Flucht — diesmal nicht ins Reich, sondern, revidiert: Flucht vor dem Schicksal, auf eine Insel der für immer demokratisch Seligen, hinter den sieben Bergen, fern dem Reiche, fern von Europa, fern der Welt. Weil aber die tirolischen Stände von 1363 den Irrtum begangen hätten, sich für Habsburg-Österreich und damit für Europa und die Welt zu entscheiden, habe das Schicksal begonnen, in Stürmen über das Land im Gebirge hinwegzurollen, habe alles Unglück bis zur Teilung seinen Anfang genommen. Vor dem Hintergrund dieser grandiosen Utopie entfaltet Turniers Südtirolbuch seinen nicht minder grandiosen Inhalt:

Man wird in Hinkunft nicht über Südtirol sprechen dürfen, ohne dieses Werk gelesen zu haben. Menschen — was für Menschen! Landschaft — was für eine Landschaft! Geschichte — was für eine Geschichte! Was Turnier beschreibt, entfaltet, darstellt, lobpreist, hat er, sehr subjektiv, so und nicht anders erlebt, gespürt und gesehen; gesehen mit dem freien Auge, mit dem Fernrohr, sogar mit der Lupe.
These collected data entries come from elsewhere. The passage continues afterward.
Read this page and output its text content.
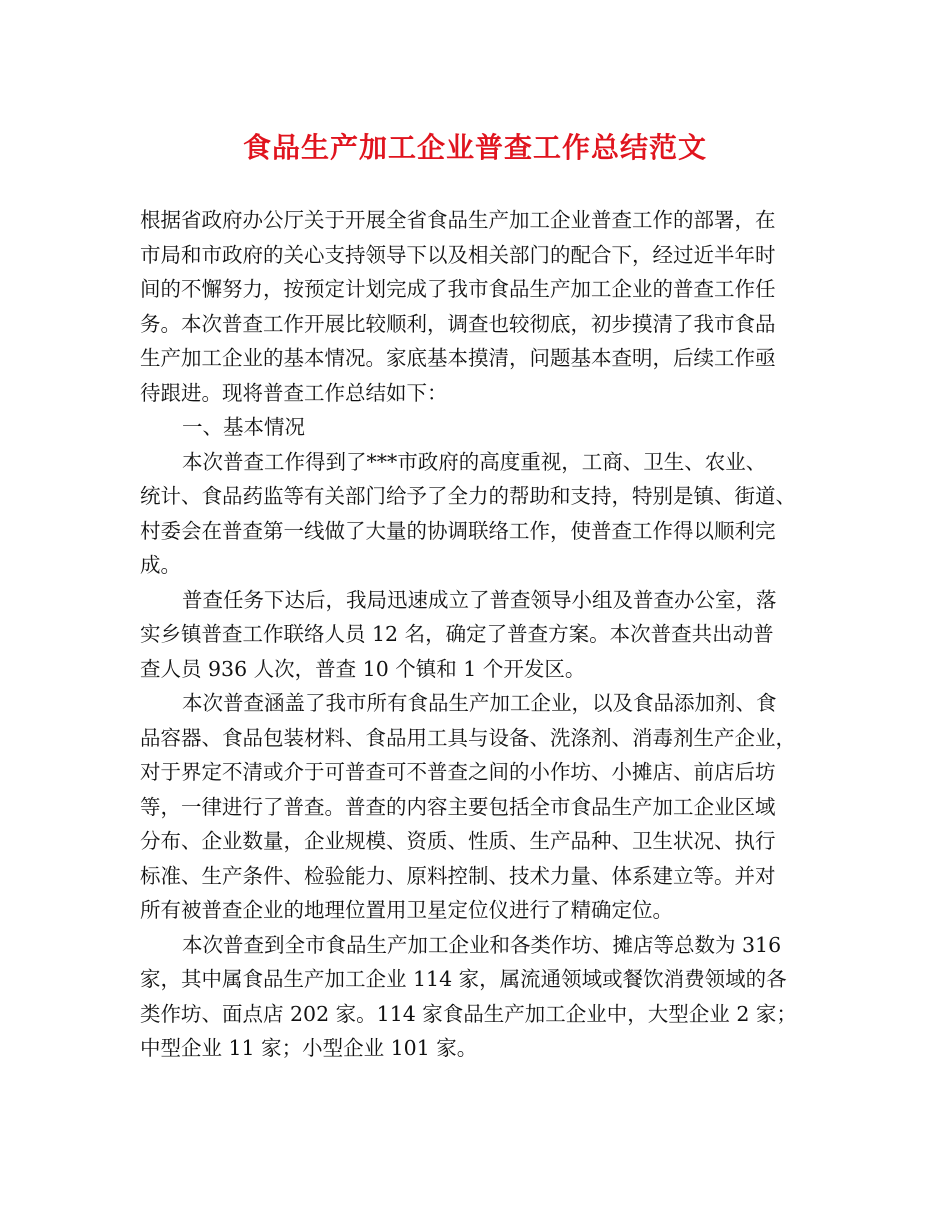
食品生产加工企业普查工作总结范文
根据省政府办公厅关于开展全省食品生产加工企业普查工作的部署，在
市局和市政府的关心支持领导下以及相关部门的配合下，经过近半年时
间的不懈努力，按预定计划完成了我市食品生产加工企业的普查工作任
务。本次普查工作开展比较顺利，调查也较彻底，初步摸清了我市食品
生产加工企业的基本情况。家底基本摸清，问题基本查明，后续工作亟
待跟进。现将普查工作总结如下：
一、基本情况
本次普查工作得到了***市政府的高度重视，工商、卫生、农业、
统计、食品药监等有关部门给予了全力的帮助和支持，特别是镇、街道、
村委会在普查第一线做了大量的协调联络工作，使普查工作得以顺利完
成。
普查任务下达后，我局迅速成立了普查领导小组及普查办公室，落
实乡镇普查工作联络人员 12 名，确定了普查方案。本次普查共出动普
查人员 936 人次，普查 10 个镇和 1 个开发区。
本次普查涵盖了我市所有食品生产加工企业，以及食品添加剂、食
品容器、食品包装材料、食品用工具与设备、洗涤剂、消毒剂生产企业，
对于界定不清或介于可普查可不普查之间的小作坊、小摊店、前店后坊
等，一律进行了普查。普查的内容主要包括全市食品生产加工企业区域
分布、企业数量，企业规模、资质、性质、生产品种、卫生状况、执行
标准、生产条件、检验能力、原料控制、技术力量、体系建立等。并对
所有被普查企业的地理位置用卫星定位仪进行了精确定位。
本次普查到全市食品生产加工企业和各类作坊、摊店等总数为 316
家，其中属食品生产加工企业 114 家，属流通领域或餐饮消费领域的各
类作坊、面点店 202 家。114 家食品生产加工企业中，大型企业 2 家；
中型企业 11 家；小型企业 101 家。
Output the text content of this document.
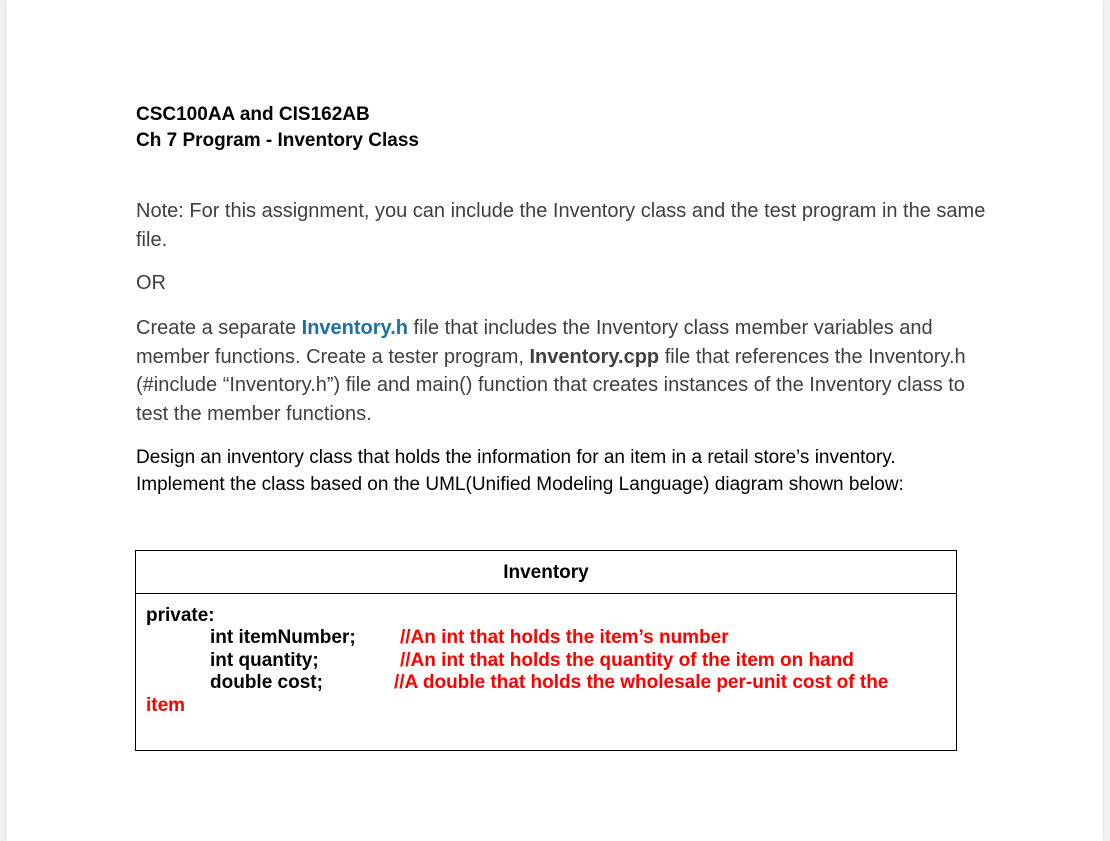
CSC100AA and CIS162AB
Ch 7 Program - Inventory Class
Note: For this assignment, you can include the Inventory class and the test program in the same file.
OR
Create a separate Inventory.h file that includes the Inventory class member variables and member functions. Create a tester program, Inventory.cpp file that references the Inventory.h (#include “Inventory.h”) file and main() function that creates instances of the Inventory class to test the member functions.
Design an inventory class that holds the information for an item in a retail store’s inventory.
Implement the class based on the UML(Unified Modeling Language) diagram shown below:
Inventory
private:
int itemNumber; //An int that holds the item’s number
int quantity;	//An int that holds the quantity of the item on hand
double cost;	//A double that holds the wholesale per-unit cost of the
item
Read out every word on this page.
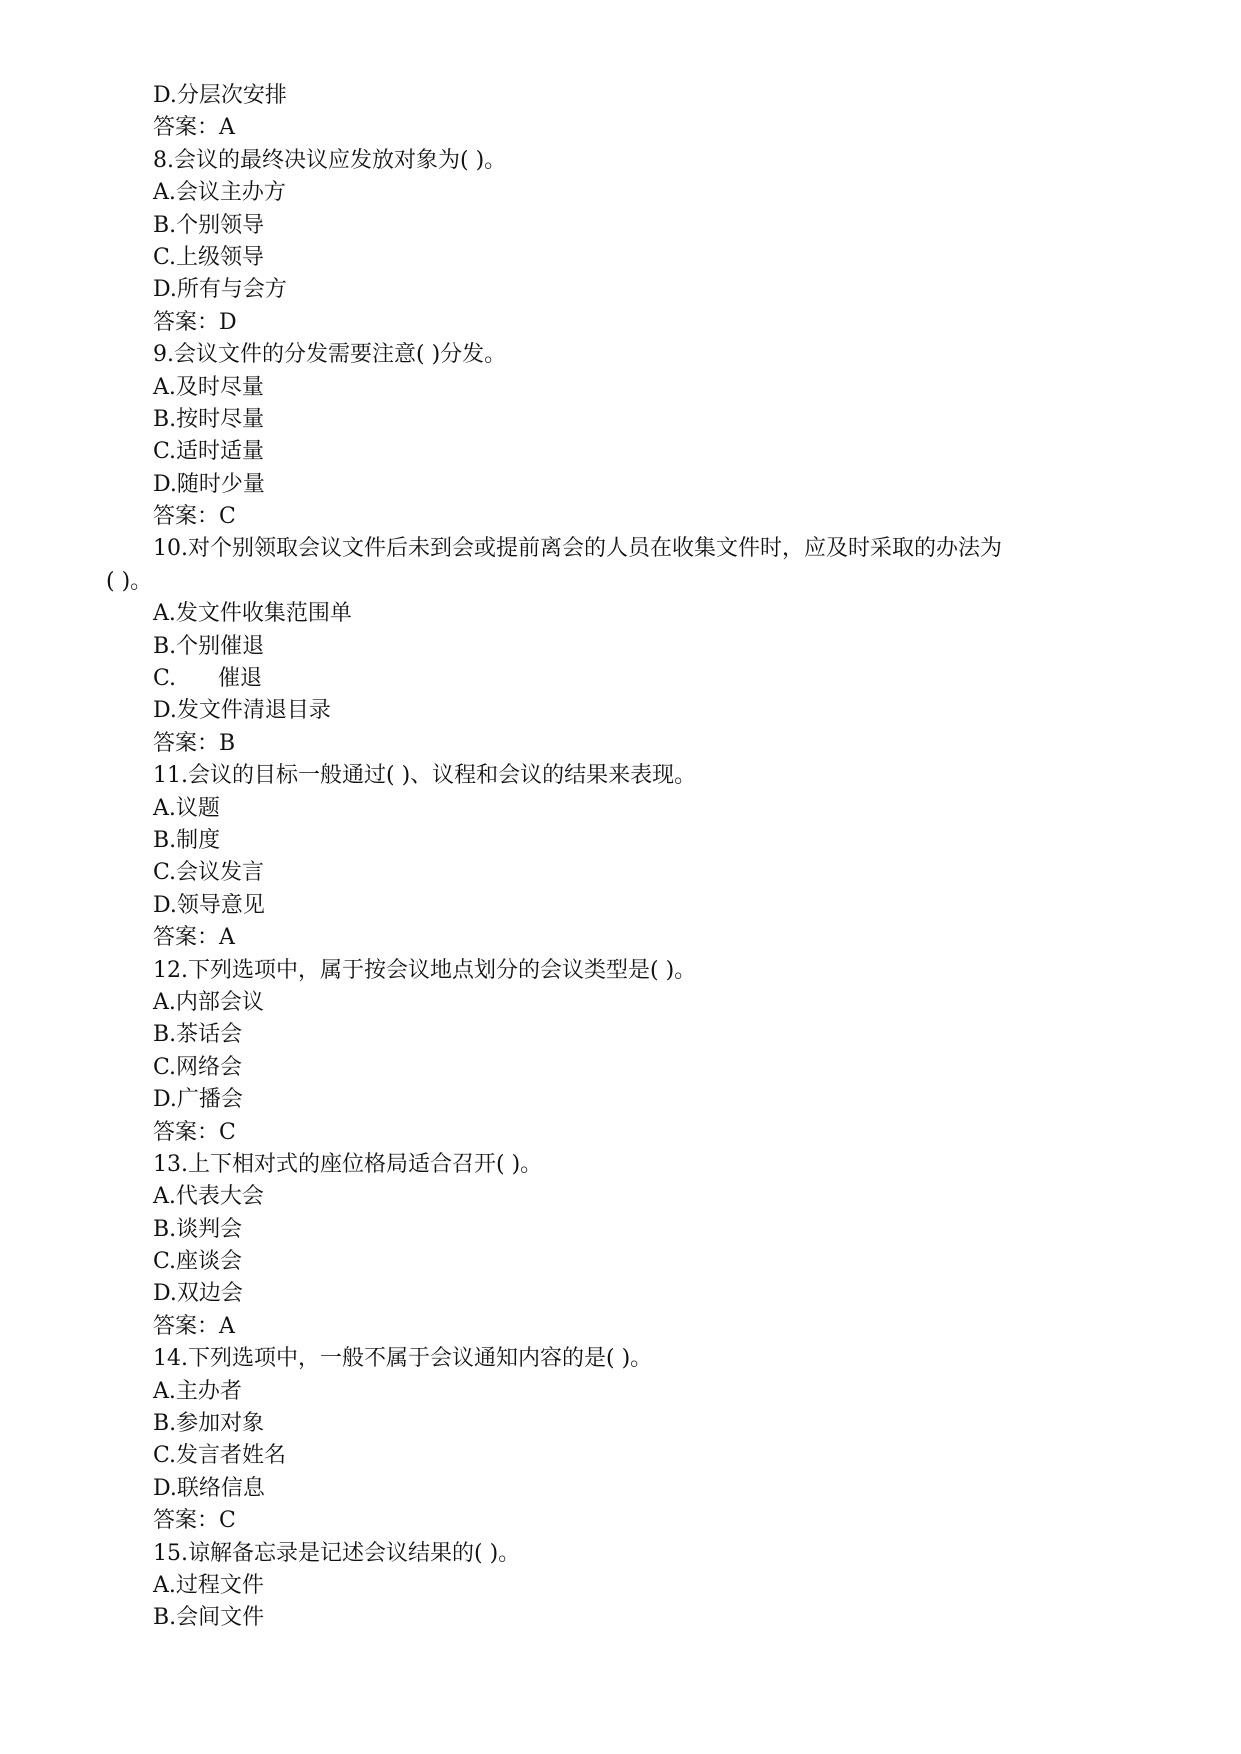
D.分层次安排
答案：A
8.会议的最终决议应发放对象为( )。
A.会议主办方
B.个别领导
C.上级领导
D.所有与会方
答案：D
9.会议文件的分发需要注意( )分发。
A.及时尽量
B.按时尽量
C.适时适量
D.随时少量
答案：C
10.对个别领取会议文件后未到会或提前离会的人员在收集文件时，应及时采取的办法为
( )。
A.发文件收集范围单
B.个别催退
C.      催退
D.发文件清退目录
答案：B
11.会议的目标一般通过( )、议程和会议的结果来表现。
A.议题
B.制度
C.会议发言
D.领导意见
答案：A
12.下列选项中，属于按会议地点划分的会议类型是( )。
A.内部会议
B.茶话会
C.网络会
D.广播会
答案：C
13.上下相对式的座位格局适合召开( )。
A.代表大会
B.谈判会
C.座谈会
D.双边会
答案：A
14.下列选项中，一般不属于会议通知内容的是( )。
A.主办者
B.参加对象
C.发言者姓名
D.联络信息
答案：C
15.谅解备忘录是记述会议结果的( )。
A.过程文件
B.会间文件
In Augenblicken freilich, in denen seine Erzählung und sein Schildern den genau umgrenzten B-./den Tirols verläßt, wird manches unscharf, die Dinge verschwimmen sozusagen und es wird etwa dem Erzherzog Johann an Stelle seiner Postmeisterstochter Anna Plochl eine Erzherzogin Elisabeth als Gemahlin angedichtet, die in Wirklichkeit Johanns unverheiratete Tante war, oder das ungarische Esztergom wird aus unerklärlichen Gründen zu einem im Ungarischen nicht buchstabierbaren „Estergöm“… und was eben der Dinge mehr sind, die man aufzählen müßte, wollte man noch länger bei ungerechten Haarspaltereien verweilen. Gerecht ist es nämlich, bei diesem Buch, das ein Sachbuch werden sollte und (Gottlob) ein Epos wurde, nicht bei den utopischen Hintergründen und nicht bei den dichterischen Freiheiten des Inhalts stehen zu bleiben, sondern die Merkmale aufzuspüren, die ein langes und breites Stück Prosa nun tatsächlich zur Dichtung machen, Gestaltungskraft und Form:

Strömende, weite, große und herrliche Form, die kaum noch den Vers verschleiert, von dem sie in Wirklichkeit getragen wird, wunderbarer Rhythmus der Sprache, der mit der Zeile richtig ansetzt und gelassen ausschwingt, bis das neue, zündende Wort zum Sprung ansetzt. Unverbrauchter, immer wieder überraschender Bau dieser Sätze, die niedersinken und wieder aufrauschen auf ihrem Weg, der meisterlich in Mäandern verläuft und alles umfaßt, umschlingt, was am Wege mitzunehmen war und nicht vergessen werden durfte. Damit wirklich alles gesagt sei, was es den Dichter zu sagen drängte, weil es (zwar nicht die Wirklichkeit, aber) seine persönliche Wahrheit war. Das Epos von Südtirol, das aus der Enge des Ge- birgslands ohne eigentlichen Endpunkt hinausfließt ins Unbegrenzte erträumter Gestalt und gestalteten Traums.

DAS LAND SÜDTIROL. Menschen, Landschaft, Geschichte. Von Franz Turnier. Erschienen 1971 im Verlag R. Piper & Co., München. Leinen, 485 Seiten, DM 28. —.